At one such church in Karachi, Reverend Shahid Anwar preached to a small group of congregants who sat apart from each other adhering to social distancing regulations. Most of the worshipers wore face masks when they entered the churches.
In recent weeks, Pakistani authorities had also allowed Muslims to worship at mosques by following social distancing regulations, but most of them defied these guidelines by closely standing to each other at mosques.
Sunday’s move of allowing Christians to worship at churches came after Pakistan reported one of the highest single-day 39 deaths from coronavirus, raising overall fatalities to 873 and confirmed cases to 40,151. Pakistan lifted the six-week-long lockdown earlier this week in a bid to revive the country’s ailing economy.
CAIRO — Egypt has announced it will close shops, malls, beaches and parks during the upcoming Muslim holiday of Eid al-Fitr in an effort to prevent the coronavirus’ spread.
Prime Minister Mustaf Madbouly told a news conference Sunday that during the week-long holiday, which marks the end of the holy month of Ramadan, a nighttime curfew will be in place from 5 p.m. until 6 a.m. starting May 17. All public and private transportation will also be halted until May 29.
Madbouly said his government intends to gradually ease virus restrictions by mid-June, including bringing back sports activities and reopening restaurants.
Since mid-March, Egypt has shuttered schools, mosques, churches and archaeological sites. It has also ordered restaurants, coffee shops, malls and gyms to close to encourage people to stay home. A curfew is now in place from 9 p.m. to 6 a.m.
Britain is reporting that 170 more people have died from the coronavirus, raising its overall death toll to 34,636.
It’s the U.K.’s lowest daily death toll since the day after the country’s lockdown was announced on March 23. Weekend figures are usually lower because reporting lags when compared with weekdays.

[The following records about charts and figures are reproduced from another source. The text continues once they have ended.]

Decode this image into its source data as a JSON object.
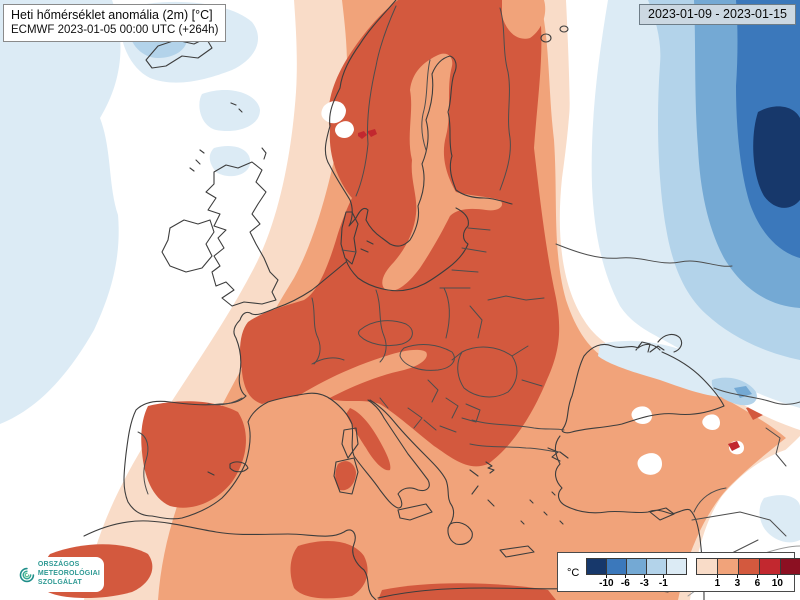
{
  "header": {
    "title_line1": "Heti hőmérséklet anomália (2m) [°C]",
    "title_line2": "ECMWF 2023-01-05 00:00 UTC (+264h)",
    "valid_range": "2023-01-09 - 2023-01-15"
  },
  "logo": {
    "org_line1": "ORSZÁGOS",
    "org_line2": "METEOROLÓGIAI",
    "org_line3": "SZOLGÁLAT"
  },
  "legend": {
    "unit_label": "°C",
    "negative": {
      "color_keys": [
        "neg4",
        "neg3",
        "neg2",
        "neg1",
        "neg0"
      ],
      "tick_labels": [
        "-10",
        "-6",
        "-3",
        "-1"
      ]
    },
    "positive": {
      "color_keys": [
        "pos0",
        "pos1",
        "pos2",
        "pos3",
        "pos4"
      ],
      "tick_labels": [
        "1",
        "3",
        "6",
        "10"
      ]
    }
  },
  "palette": {
    "neg4": "#17386b",
    "neg3": "#3b78bb",
    "neg2": "#74a9d4",
    "neg1": "#b3d3ea",
    "neg0": "#dcebf5",
    "pos0": "#f9dcc8",
    "pos1": "#f1a37a",
    "pos2": "#d3593e",
    "pos3": "#c2282f",
    "pos4": "#8c1022",
    "coastline": "#3d3d3d",
    "border": "#4d4d4d"
  },
  "map": {
    "area": "Europe",
    "kind": "filled-contour weekly 2m temperature anomaly",
    "anomaly_regions": [
      {
        "color_key": "pos2",
        "meaning": "+3…+6 °C",
        "where": "Scandinavia, Central & Eastern Europe, Balkans, France, inland Iberia"
      },
      {
        "color_key": "pos1",
        "meaning": "+1…+3 °C",
        "where": "Mediterranean, Baltic Sea, Turkey, North Africa"
      },
      {
        "color_key": "pos0",
        "meaning": "0…+1 °C",
        "where": "Atlantic fringe, Middle East margins"
      },
      {
        "color_key": "neg1",
        "meaning": "-1…-3 °C",
        "where": "North-eastern Europe, Iceland"
      },
      {
        "color_key": "neg3",
        "meaning": "-6…-10 °C",
        "where": "North-west Russia"
      },
      {
        "color_key": "neg4",
        "meaning": "below -10 °C",
        "where": "far north-east corner"
      }
    ]
  }
}
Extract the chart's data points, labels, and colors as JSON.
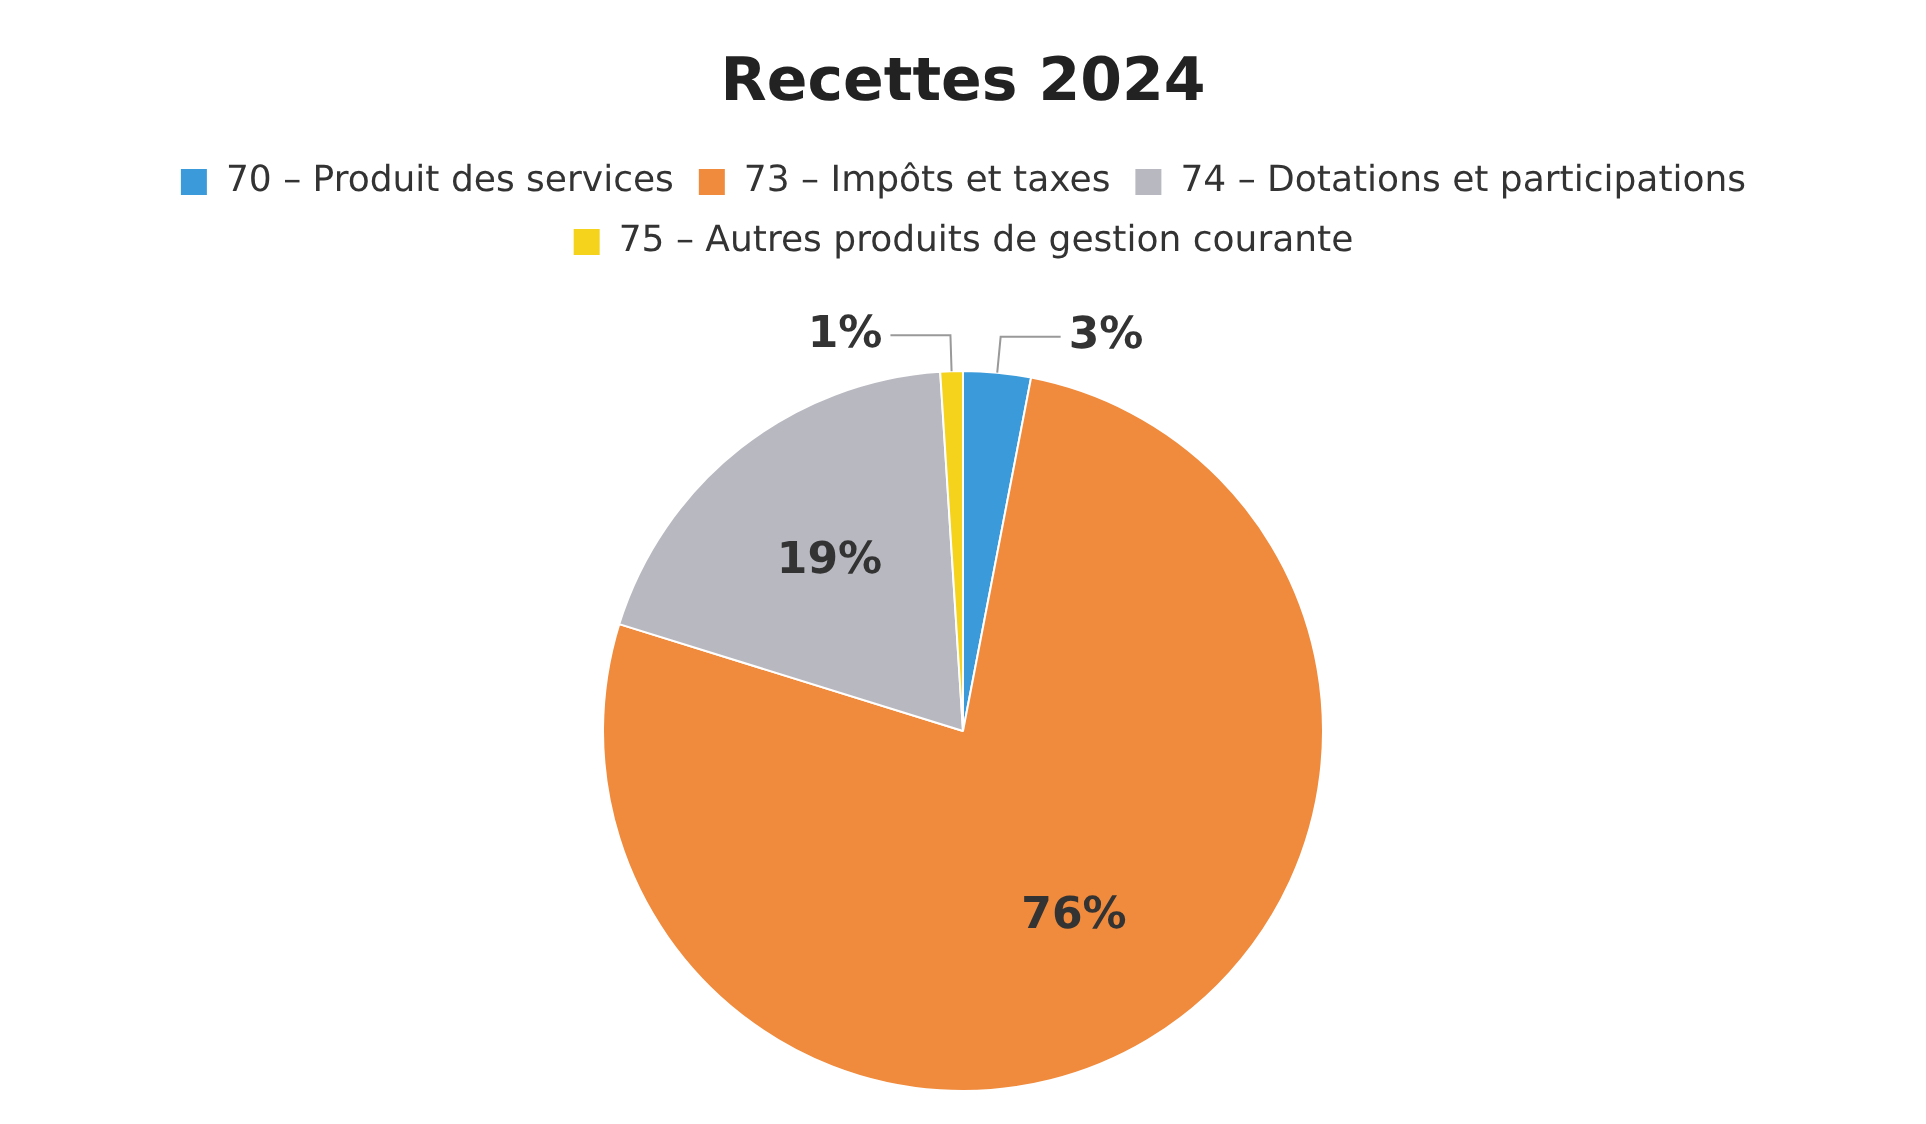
{
  "chart_data": {
    "type": "pie",
    "title": "Recettes 2024",
    "categories": [
      "70 – Produit des services",
      "73 – Impôts et taxes",
      "74 – Dotations et participations",
      "75 – Autres produits de gestion courante"
    ],
    "values": [
      3,
      76,
      19,
      1
    ],
    "colors": [
      "#3b9ad9",
      "#f08a3c",
      "#b8b8c0",
      "#f5d21c"
    ],
    "value_labels": [
      "3%",
      "76%",
      "19%",
      "1%"
    ],
    "legend": "top"
  }
}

Another 3,142 people in Britain tested positive for COVID-19, bringing the number of total confirmed cases to 243,303.
However, Sunday’s figures don’t give a full picture because some testing data from Northern Ireland was not available as a result of technical problems, Business Secretary Alok Sharma told a daily news briefing.
Britain has Europe’s highest virus death toll as well as the most confirmed cases.

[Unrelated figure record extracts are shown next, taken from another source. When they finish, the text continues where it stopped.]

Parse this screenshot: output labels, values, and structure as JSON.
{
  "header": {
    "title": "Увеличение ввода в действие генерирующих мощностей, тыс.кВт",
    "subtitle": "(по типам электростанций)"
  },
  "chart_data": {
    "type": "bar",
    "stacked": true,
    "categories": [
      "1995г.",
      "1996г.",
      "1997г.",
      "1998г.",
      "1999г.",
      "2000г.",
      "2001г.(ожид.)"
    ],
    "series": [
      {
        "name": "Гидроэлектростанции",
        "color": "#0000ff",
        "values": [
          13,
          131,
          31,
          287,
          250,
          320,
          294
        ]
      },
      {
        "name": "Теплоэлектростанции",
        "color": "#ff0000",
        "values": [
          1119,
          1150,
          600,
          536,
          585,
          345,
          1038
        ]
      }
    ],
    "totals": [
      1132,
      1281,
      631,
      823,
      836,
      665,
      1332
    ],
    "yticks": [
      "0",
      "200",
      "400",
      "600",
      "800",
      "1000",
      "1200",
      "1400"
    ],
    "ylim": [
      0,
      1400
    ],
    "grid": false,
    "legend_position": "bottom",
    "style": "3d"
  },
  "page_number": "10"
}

The British government is pumping more money into national efforts to develop a vaccine, by giving an additional 84 million pounds ($102 million) to researchers working on separate vaccine trials at Oxford University and Imperial College London.
Phase one participants in Oxford’s trial have already been given their vaccine dose last week, Sharma said.
NEW DELHI — India has extended a nearly two-month-old stringent lockdown by another two weeks with Mumbai, New Delhi, Chennai and some other key regions still battling to control the rising curve of coronavirus infections.
The government-run National Disaster Management authority said in a statement on Sunday that fresh guidelines will be issued that keep in view the need to open up economic activity.
A government statement said travel by air and metro will remain shut down nationwide until the end of May. Schools, hotels, restaurants, bars, shopping malls, cinemas and places of worship will also be closed nationally.
On May 4, the government eased some restrictions, allowing reopening of neighborhood shops and manufacturing and farming in rural areas. It also resumed running a limited number of trains, mainly to carry the stranded workers.
The Health Ministry on Sunday reported a record jump of nearly 5,000 cases of COVID-19 in the past 24 hours, raising the number of confirmed cases to 90,927, with 2,872 deaths. India had less than 500 positive cases and nine deaths when the lockdown was first imposed on March 25. The number of daily deaths in India is around 100.